Baron Munchausen (/ˈmʌnzən, ˈmʊn-/; German: [ˈmʏnçˌhaʊzn̩] ) is a fictional German nobleman created by the German writer Rudolf Erich Raspe in his 1785 book Baron Munchausen's Narrative of His Marvellous Travels and Campaigns in Russia. The character is loosely based on baron Hieronymus Karl Friedrich Freiherr von Münchhausen.

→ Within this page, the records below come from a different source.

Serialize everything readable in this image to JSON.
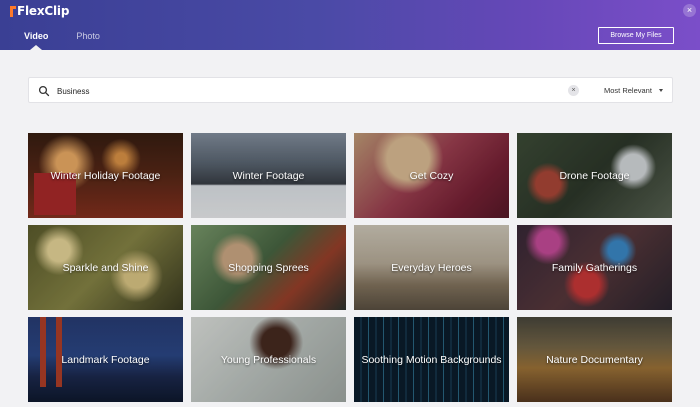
{
  "app": {
    "logo_text": "FlexClip"
  },
  "header": {
    "tabs": [
      {
        "label": "Video",
        "active": true
      },
      {
        "label": "Photo",
        "active": false
      }
    ],
    "browse_button": "Browse My Files",
    "close_icon": "×"
  },
  "search": {
    "value": "Business",
    "clear_icon": "×",
    "sort_label": "Most Relevant"
  },
  "categories": [
    {
      "label": "Winter Holiday Footage"
    },
    {
      "label": "Winter Footage"
    },
    {
      "label": "Get Cozy"
    },
    {
      "label": "Drone Footage"
    },
    {
      "label": "Sparkle and Shine"
    },
    {
      "label": "Shopping Sprees"
    },
    {
      "label": "Everyday Heroes"
    },
    {
      "label": "Family Gatherings"
    },
    {
      "label": "Landmark Footage"
    },
    {
      "label": "Young Professionals"
    },
    {
      "label": "Soothing Motion Backgrounds"
    },
    {
      "label": "Nature Documentary"
    }
  ],
  "colors": {
    "header_start": "#3a3f94",
    "header_end": "#7b4ec9",
    "logo_accent": "#ff7a2a"
  }
}
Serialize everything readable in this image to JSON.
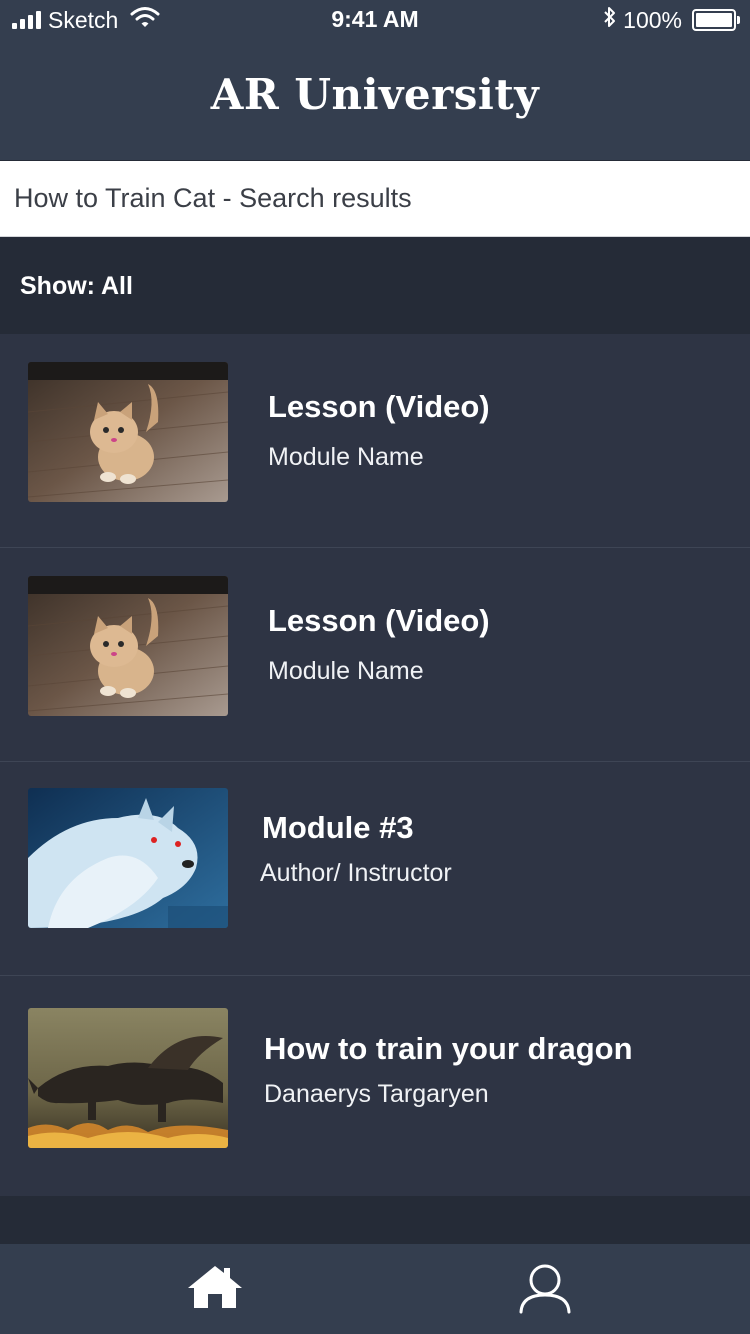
{
  "status_bar": {
    "carrier": "Sketch",
    "time": "9:41 AM",
    "battery": "100%"
  },
  "app_title": "AR University",
  "search": {
    "text": "How to Train Cat - Search results"
  },
  "filter": {
    "label": "Show: All"
  },
  "results": [
    {
      "title": "Lesson (Video)",
      "subtitle": "Module Name",
      "thumbnail": "kitten-photo"
    },
    {
      "title": "Lesson (Video)",
      "subtitle": "Module Name",
      "thumbnail": "kitten-photo"
    },
    {
      "title": "Module #3",
      "subtitle": "Author/ Instructor",
      "thumbnail": "white-wolf-photo"
    },
    {
      "title": "How to train your dragon",
      "subtitle": "Danaerys Targaryen",
      "thumbnail": "dragon-photo"
    }
  ],
  "tab_bar": {
    "items": [
      {
        "icon": "home-icon"
      },
      {
        "icon": "profile-icon"
      }
    ]
  },
  "colors": {
    "header_bg": "#343e4f",
    "row_bg": "#2e3444",
    "filter_bg": "#252b37"
  }
}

Born in Bodenwerder, Hanover, the real-life Münchhausen fought for the Russian Empire during the Russo-Turkish War of 1735–1739. After retiring in 1760, he became a minor celebrity within German aristocratic circles for telling outrageous tall tales based on his military career. After hearing some of Münchhausen's stories, Raspe adapted them anonymously into literary form, first in German as ephemeral magazine pieces and then in English as the 1785 book, which was first published in Oxford by a bookseller named Smith. The book was soon translated into other European languages, including a German version expanded by the poet Gottfried August Bürger. The real-life Münchhausen was deeply upset at the development of a fictional character bearing his name, and threatened legal proceedings against the book's publisher. Perhaps fearing a libel suit, Raspe never acknowledged his authorship of the work, which was only established posthumously.